The workers began a work-to-rule campaign on Thursday after talks ended, and have told TMU that they will return to the table if the university starts to take their issues seriously.
“How can TMU management tell these workers they don’t deserve wages that keep up with inflation, when administration gave themselves a 15% raise?” asked David Simao, chair of CUPE’s provincial university workers committee. “These are issues of basic fairness, which is why all of CUPE’s university sector and the campus coalition all support the custodial and maintenance workers.”

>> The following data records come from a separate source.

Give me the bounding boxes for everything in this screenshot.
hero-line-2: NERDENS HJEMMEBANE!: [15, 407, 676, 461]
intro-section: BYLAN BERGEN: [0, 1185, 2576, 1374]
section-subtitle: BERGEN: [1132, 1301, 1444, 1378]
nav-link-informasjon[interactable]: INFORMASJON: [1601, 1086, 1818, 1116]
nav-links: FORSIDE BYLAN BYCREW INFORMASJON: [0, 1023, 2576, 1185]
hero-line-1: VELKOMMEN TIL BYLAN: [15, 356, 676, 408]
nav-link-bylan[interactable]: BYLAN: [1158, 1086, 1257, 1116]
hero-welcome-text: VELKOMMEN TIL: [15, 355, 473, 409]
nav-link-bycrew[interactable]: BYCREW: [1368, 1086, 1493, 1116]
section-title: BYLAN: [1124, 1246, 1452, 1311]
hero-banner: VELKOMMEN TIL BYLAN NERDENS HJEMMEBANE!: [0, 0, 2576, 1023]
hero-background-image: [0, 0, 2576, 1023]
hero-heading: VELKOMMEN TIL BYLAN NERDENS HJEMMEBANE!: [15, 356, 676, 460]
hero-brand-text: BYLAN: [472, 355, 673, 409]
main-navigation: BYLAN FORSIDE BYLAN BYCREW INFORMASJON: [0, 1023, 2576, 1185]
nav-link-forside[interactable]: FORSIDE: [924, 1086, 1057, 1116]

CUPE 233 has support from across the TMU community, including from academic workers in CUPE 3904 and the faculty association, from staff represented by OPSEU Local 596, and from student groups including the Toronto Metropolitan Students Union, Graduate Students Union and the Association of Part-Time Students.
A rally in support of the custodial and maintenance workers is planned for Monday, April 17, at 12:00 noon at the intersection of Yonge and Gould, on the west side of the TMU campus.
More than 715,000 workers are members of CUPE across Canada, in post-secondary education, municipalities, school boards, health care, social services and federally regulated sectors.